Don’t worry, my dear readers. I’m still here, even if you do not hear from me very often lately. I have no plans of letting my blog slowly die out. This has just been a particularly busy spring at work.

I don’t often write about my job, except when using it to explain my absence on this blog. That is because this blog is supposed to be about my private interests; in particular my passion for books and writing. But although it does not often feature here, my job takes up much of my time and energy.

64549_10152577468615014_466661009_nWhat is it that I do for a living? I organise events. And before you jump to conclusions and imagine me planning weddings or concerts, let me put you straight – I organise seminars, workshops and conferences on economics. Not quite so exciting, right? But I do enjoy my job, even if much of what is discussed at the events I organise sounds like a foreign language to me. Organising events is not an easy job and the workload varies a lot from week to week. A month can go by without a single event and then there are four in one week. Most periods are speckled with small seminars while large conferences come along much less often but take up a lot more time.

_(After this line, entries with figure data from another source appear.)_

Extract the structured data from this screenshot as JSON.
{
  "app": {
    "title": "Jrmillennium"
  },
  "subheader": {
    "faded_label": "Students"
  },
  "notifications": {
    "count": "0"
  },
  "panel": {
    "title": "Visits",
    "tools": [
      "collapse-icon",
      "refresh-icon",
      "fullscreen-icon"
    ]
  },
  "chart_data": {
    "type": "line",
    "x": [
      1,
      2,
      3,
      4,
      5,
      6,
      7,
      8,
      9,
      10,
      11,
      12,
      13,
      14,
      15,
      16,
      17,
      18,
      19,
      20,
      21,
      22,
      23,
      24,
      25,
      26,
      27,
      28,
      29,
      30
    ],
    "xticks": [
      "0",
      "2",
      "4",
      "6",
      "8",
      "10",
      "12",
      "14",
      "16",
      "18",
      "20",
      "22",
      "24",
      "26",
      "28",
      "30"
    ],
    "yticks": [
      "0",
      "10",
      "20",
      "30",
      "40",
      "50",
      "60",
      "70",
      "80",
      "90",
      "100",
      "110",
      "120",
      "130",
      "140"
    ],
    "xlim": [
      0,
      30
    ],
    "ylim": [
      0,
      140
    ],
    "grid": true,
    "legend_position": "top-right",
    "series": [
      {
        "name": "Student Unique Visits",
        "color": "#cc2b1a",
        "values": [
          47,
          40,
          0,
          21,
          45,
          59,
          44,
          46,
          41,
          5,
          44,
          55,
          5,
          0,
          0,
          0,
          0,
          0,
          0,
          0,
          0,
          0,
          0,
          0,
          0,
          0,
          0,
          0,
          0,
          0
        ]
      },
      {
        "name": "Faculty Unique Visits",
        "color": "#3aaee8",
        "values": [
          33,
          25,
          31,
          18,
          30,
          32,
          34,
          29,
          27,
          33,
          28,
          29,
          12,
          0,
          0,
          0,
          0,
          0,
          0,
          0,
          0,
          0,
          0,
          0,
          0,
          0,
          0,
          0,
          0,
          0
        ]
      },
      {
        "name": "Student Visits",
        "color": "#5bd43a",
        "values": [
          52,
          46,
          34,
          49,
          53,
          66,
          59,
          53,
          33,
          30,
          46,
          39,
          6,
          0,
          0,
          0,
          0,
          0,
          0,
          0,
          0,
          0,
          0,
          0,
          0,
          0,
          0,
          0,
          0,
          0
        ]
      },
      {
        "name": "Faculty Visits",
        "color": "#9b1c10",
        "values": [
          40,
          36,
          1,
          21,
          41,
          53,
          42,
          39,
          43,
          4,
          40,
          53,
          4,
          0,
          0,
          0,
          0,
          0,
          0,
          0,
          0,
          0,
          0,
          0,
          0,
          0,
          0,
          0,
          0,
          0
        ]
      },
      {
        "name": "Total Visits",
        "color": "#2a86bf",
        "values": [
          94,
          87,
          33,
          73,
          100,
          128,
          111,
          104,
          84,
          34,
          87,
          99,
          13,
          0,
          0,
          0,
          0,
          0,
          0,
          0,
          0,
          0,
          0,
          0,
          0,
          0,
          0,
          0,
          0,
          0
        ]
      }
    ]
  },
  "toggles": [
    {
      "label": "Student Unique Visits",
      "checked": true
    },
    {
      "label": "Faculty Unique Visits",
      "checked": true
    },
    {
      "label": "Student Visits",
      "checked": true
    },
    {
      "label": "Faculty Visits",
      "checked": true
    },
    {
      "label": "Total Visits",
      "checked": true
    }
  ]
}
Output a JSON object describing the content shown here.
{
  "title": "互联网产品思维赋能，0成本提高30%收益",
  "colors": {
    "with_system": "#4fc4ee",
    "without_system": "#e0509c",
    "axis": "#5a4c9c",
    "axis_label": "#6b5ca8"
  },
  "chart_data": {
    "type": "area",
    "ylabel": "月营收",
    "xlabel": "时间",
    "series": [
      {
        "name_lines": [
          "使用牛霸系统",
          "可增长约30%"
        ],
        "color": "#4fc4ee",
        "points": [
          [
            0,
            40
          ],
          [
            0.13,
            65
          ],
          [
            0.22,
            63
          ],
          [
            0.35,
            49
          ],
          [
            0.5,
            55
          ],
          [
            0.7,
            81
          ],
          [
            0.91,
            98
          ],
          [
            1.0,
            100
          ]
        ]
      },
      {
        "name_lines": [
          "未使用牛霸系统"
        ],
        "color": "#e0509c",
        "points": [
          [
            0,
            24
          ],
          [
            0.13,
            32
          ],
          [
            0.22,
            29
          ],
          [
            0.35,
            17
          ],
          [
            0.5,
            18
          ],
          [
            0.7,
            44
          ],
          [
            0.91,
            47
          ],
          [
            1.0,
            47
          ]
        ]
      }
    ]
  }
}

This spring there has not only been a large number of smaller events but also two important conferences, one of them a few weeks ago and the other coming up next month. Among other things these events mean I have to book a lot of travel. While a regular event will require me to book one or two trips for the speakers, these two events have a combined number of 60 speakers needing travel. And if you think that booking travel is easy (especially considering that we use an external travel agent) think again! For one speaker’s flight from Japan I counted an email correspondence of more than 20 emails. The flight he wanted did not match our budget, and it took a lot of negotiating before we found a suitable flight. And he did not even change his itinerary once. Many speakers decide to change their plans several times in a space of a couple of months, forcing me to re-negotiate and re-book tickets.

Travel is not all I do, of course. I do everything from making name badges and coffee to creating and sending invitations and coordinating with partners. I work for a relatively small non-profit, so I alone constitute the entire events team. Therefore I am at the mercy of the event schedule. If a decision is made to hold an event in a week’s time (it happens, usually against my advice…) I am the one who has to make it work out.

Events are often unpredictable affairs, with a multitude of circumstances determining their success. Not only can the crisis in Ukraine draw attention away from an event on the Greek economy, but a sunny day might mean people choose to spend their lunch break in the park rather than listening to a presentation on the Banking Union. These things are not under my control. All I can do is work as hard as I can to make sure I give an event the best possible chance at success.

So when you are wondering where I am, I am probably stressing about some seminar or other, or recuperating on my sofa.